M. de Choiseul and M. de Damas were conducted to the city prison, where M. de Romeuf caused himself to be imprisoned with them, for the sake of protecting them more efficiently.
At last, after having exhausted every possible means of delay, the carriage started, escorted by the National Guard, under the command of M. Signemont, by the hussars of M. de Choiseul, which had been sent to protect his flight, and by more than four thousand citizens of Varennes and its suburbs, armed with guns, pitchforks, and scythes.
The carriage of the King did not, as some historians say, pass the house of the grocer, Sauce; that was the historical limit of the fatal journey.
The moment that the carriage moved, I felt great doubt—or, rather, great remorse.
The catastrophe of the arrest of the King had brought in its train an event which, though I have but mentioned it in the place it occupied relatively to that arrest, influenced in a strange manner the whole of my life.
One can readily understand that I speak of M. de Malmy’s wound; of the impression that that wound produced on Mdlle. Sophie, and of the involuntary avowal that, on her part, she had made to me.
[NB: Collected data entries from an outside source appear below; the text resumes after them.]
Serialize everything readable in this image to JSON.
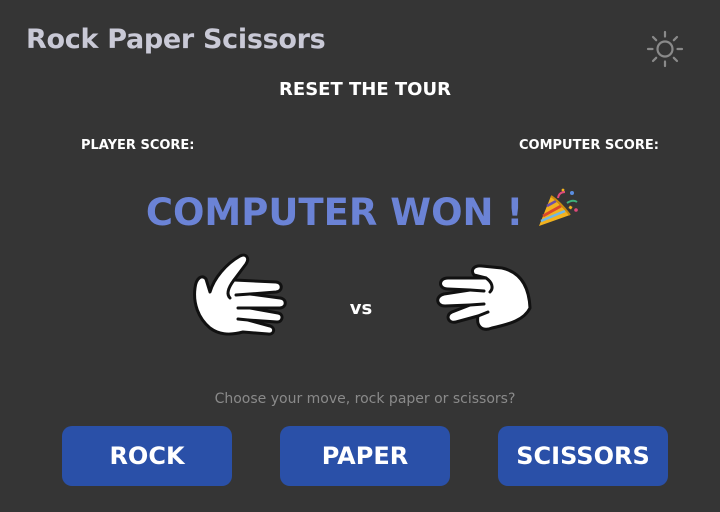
{
  "header": {
    "title": "Rock Paper Scissors",
    "theme_icon": "sun-icon"
  },
  "reset_label": "RESET THE TOUR",
  "scores": {
    "player_label": "PLAYER SCORE:",
    "player_value": "",
    "computer_label": "COMPUTER SCORE:",
    "computer_value": ""
  },
  "result": {
    "text": "COMPUTER WON !",
    "emoji": "party-popper-icon"
  },
  "round": {
    "player_hand_icon": "paper-hand-icon",
    "vs_label": "vs",
    "computer_hand_icon": "rock-fist-icon"
  },
  "prompt": "Choose your move, rock paper or scissors?",
  "moves": {
    "rock_label": "ROCK",
    "paper_label": "PAPER",
    "scissors_label": "SCISSORS"
  },
  "colors": {
    "background": "#353535",
    "title": "#c9c9d6",
    "result": "#6b83d6",
    "button": "#2a50a8",
    "prompt": "#8a8a8a"
  }
}
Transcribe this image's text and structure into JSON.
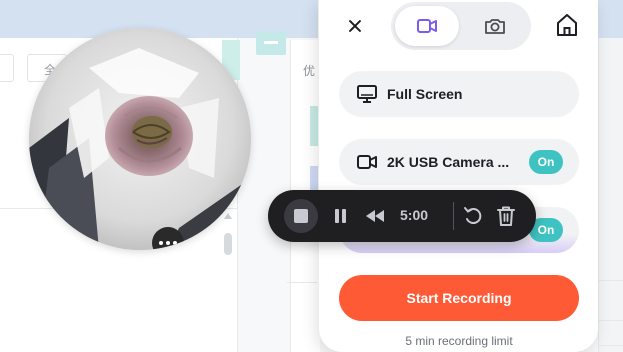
{
  "background_app": {
    "input_hint": "全",
    "column_header": "优"
  },
  "webcam": {
    "more_icon": "ellipsis-icon"
  },
  "panel": {
    "close_icon": "close-icon",
    "modes": [
      {
        "name": "video",
        "icon": "video-camera-icon",
        "selected": true
      },
      {
        "name": "photo",
        "icon": "camera-icon",
        "selected": false
      }
    ],
    "home_icon": "home-icon",
    "options": [
      {
        "label": "Full Screen",
        "icon": "monitor-icon"
      },
      {
        "label": "2K USB Camera ...",
        "icon": "video-camera-icon",
        "toggle": "On"
      },
      {
        "label": "",
        "icon": "microphone-icon",
        "toggle": "On"
      }
    ],
    "start_button": "Start Recording",
    "limit_note": "5 min recording limit",
    "accent_color": "#ff5a36",
    "toggle_color": "#3fc3c2",
    "selected_mode_color": "#7b5cf0"
  },
  "control_bar": {
    "stop_icon": "stop-icon",
    "pause_icon": "pause-icon",
    "rewind_icon": "rewind-icon",
    "timer": "5:00",
    "restart_icon": "restart-icon",
    "trash_icon": "trash-icon"
  }
}
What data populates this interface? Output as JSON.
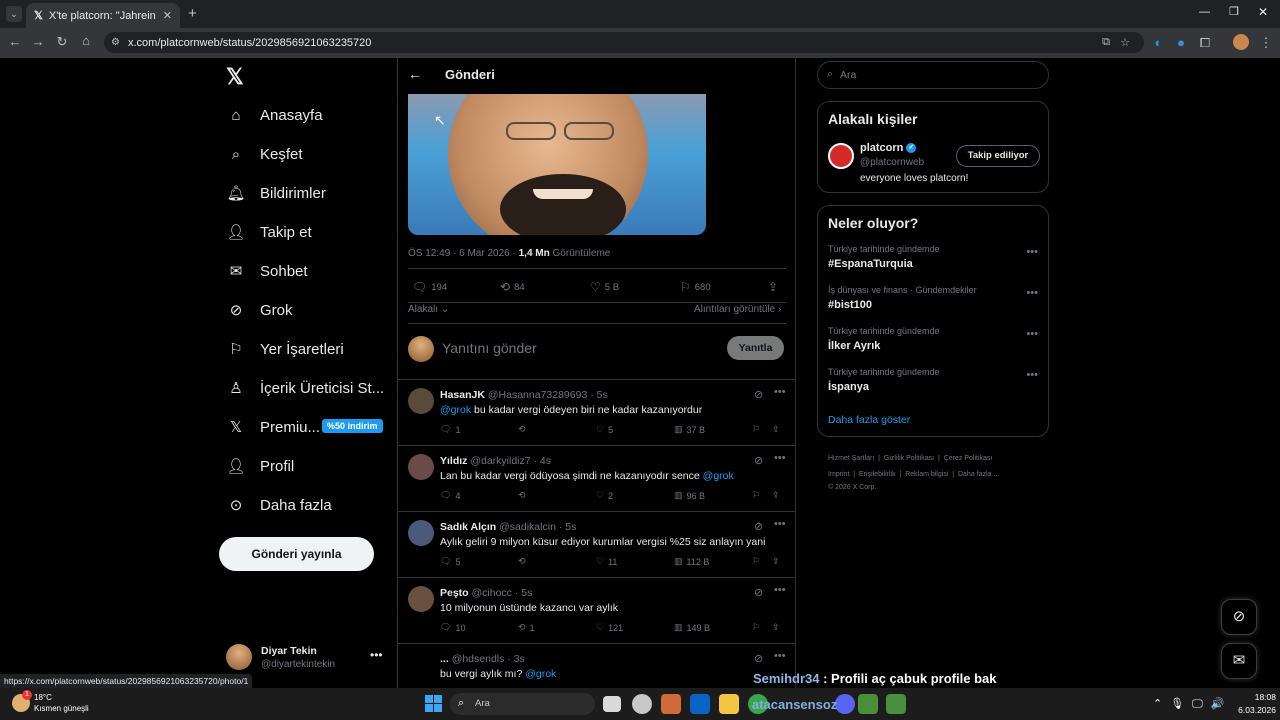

I had a deep affection for Sophie. This affection, more than fraternal, had a spice of jealousy in it; although I must do the poor girl the justice to say that from the moment that she perceived my nascent love, she had done all she could to nip it in the bud, by telling me that she could never be anything more than a sister to me. I always had the suspicion—I will not say that my rival, for there was no real rivalry, was M. de Malmy.
This time I could no longer doubt it, and I felt it impossible to remain under the same roof with him. Not only because Sophie loved him and he loved Sophie, but because I knew that he was the origin of all the misery and unhappiness that was gradually wearing her away.
As soon as I saw the King ready to set out, and the carriage about to move on to Paris, I bade adieu to M. Gerbaut, without telling him that I did not think of returning to Varennes, and started off without having the courage to see Sophie, whom however, I unexpectedly found in my road, barring up the corridor.